Eleni Vavas, center, a doctor at North Shore University Hospital...

Eleni Vavas, center, a doctor at North Shore University Hospital in Manhasset, who went on an anti-cancer campaign after being diagnosed in 2012, has died. Vavas is seen here with her sisters, Niki Dounis and Spyridoula Adanuncio. Credit: Family photo

Eleni Vavas, cardiologist and self-described "cancer fighter," died Tuesday at home in Manhasset after a nearly two-year fight with the disease. She was 37.

Even as she fought a rare stomach cancer, she raised money for cancer research, leading a team of riders with her husband that raised more than $69,000 at an indoor cycling fundraising event in Roslyn in March.

"When you face mortality, fear nothing, be fearless," she told Newsday at the event run by Cycle for Survival, a nonprofit affiliated with Memorial Sloan-Kettering Cancer Center. She hoped her 3-year-old son, Zachary, would grow up in a world where rare cancers could be cured.

Born Eleni Doufekias, she left her hometown of upstate Marlboro to attend Cornell University, graduating in 1999 with a bachelor of science degree and then attending SUNY Upstate Medical University in Syracuse in 2003. As a three-year resident in internal medicine at the NewYork-Presbyterian Hospital/Weill Cornell Medical Center, she met John Vavas on a Greek online dating site in 2006.

The man who would become her husband was at a law firm and also working long days. He said they spoke for hours on the phone before meeting. "I knew on our first date that I was going to marry her; she said it took her a few more to know I was the one," he said. "She had this innocence and just warmness about her when you spoke to her."

They wed in 2008. After completing a cardiology fellowship at New York University Medical Center, she went to work in 2009 at North Shore University Hospital in Manhasset, where she was an assistant professor and director of echocardiography.

"She sparkled with life and was loved by everybody," said Stanley Katz, who hired her and is executive director of cardiovascular services at North Shore LIJ Health System, the hospital's parent organization. "She had an incredibly positive attitude about life."

After being diagnosed with cancer in 2012, Vavas took a medical leave. She returned to run the echocardiography lab until the cancer returned about six months ago.
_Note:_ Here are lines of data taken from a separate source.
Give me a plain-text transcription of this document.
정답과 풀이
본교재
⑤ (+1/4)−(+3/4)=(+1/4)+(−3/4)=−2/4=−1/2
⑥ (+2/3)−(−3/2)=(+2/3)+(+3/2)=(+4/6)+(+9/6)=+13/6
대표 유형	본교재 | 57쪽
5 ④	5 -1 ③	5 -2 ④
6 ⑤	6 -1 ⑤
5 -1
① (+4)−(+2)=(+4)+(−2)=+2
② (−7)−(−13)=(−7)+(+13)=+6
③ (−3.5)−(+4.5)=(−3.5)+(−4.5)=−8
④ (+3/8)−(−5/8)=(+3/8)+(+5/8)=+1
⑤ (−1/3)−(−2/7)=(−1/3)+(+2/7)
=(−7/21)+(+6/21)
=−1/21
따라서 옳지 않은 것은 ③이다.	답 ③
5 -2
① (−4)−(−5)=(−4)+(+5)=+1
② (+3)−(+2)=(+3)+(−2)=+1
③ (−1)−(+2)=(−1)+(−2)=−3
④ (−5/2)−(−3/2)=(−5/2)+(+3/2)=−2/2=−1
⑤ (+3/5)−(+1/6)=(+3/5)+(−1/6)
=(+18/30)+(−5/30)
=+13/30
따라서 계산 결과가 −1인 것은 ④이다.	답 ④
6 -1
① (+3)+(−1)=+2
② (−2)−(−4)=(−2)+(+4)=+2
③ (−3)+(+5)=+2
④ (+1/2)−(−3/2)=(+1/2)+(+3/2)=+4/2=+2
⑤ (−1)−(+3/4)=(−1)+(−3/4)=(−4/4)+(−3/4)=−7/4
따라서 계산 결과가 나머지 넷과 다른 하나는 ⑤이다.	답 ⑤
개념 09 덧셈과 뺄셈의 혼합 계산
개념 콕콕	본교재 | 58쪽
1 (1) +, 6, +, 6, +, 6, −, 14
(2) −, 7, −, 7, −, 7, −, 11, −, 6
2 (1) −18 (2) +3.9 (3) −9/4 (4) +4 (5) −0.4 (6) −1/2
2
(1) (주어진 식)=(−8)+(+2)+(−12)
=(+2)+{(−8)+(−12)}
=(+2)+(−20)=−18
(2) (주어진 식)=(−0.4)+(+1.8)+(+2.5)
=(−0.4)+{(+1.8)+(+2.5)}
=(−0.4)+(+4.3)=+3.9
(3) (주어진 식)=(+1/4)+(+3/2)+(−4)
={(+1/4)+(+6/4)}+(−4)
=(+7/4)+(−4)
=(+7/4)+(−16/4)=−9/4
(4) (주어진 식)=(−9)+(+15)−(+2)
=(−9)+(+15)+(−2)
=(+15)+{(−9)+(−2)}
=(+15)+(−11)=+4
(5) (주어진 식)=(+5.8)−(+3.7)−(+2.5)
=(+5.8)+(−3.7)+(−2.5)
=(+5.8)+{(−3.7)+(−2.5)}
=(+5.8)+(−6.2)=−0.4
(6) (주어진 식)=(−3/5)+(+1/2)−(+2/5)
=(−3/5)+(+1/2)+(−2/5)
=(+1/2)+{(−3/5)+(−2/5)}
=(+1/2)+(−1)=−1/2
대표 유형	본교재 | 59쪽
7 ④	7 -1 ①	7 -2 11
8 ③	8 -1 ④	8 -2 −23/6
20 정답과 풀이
She loved treating patients and saving lives, but even more, she loved raising their son, her husband said. "It was the thing she was most proud of, being a mother," he said.

In addition to her husband and son, she is survived by her parents, Zachary and Voula Doufekias of Marlboro; and sisters Spyridoula Adanuncio of Danbury, Connecticut, and Niki Dounis of Manhattan.

Viewings will be Thursday night from 7 to 9 and Friday from 5 to 9 p.m., with a Trisagion Service at 8 p.m. at Archangel Michael Greek Orthodox Church, 100 Fairway Dr., Port Washington. A funeral will be held at the church on Saturday at 9 a.m., followed by burial at Nassau Knolls Cemetery, Port Washington.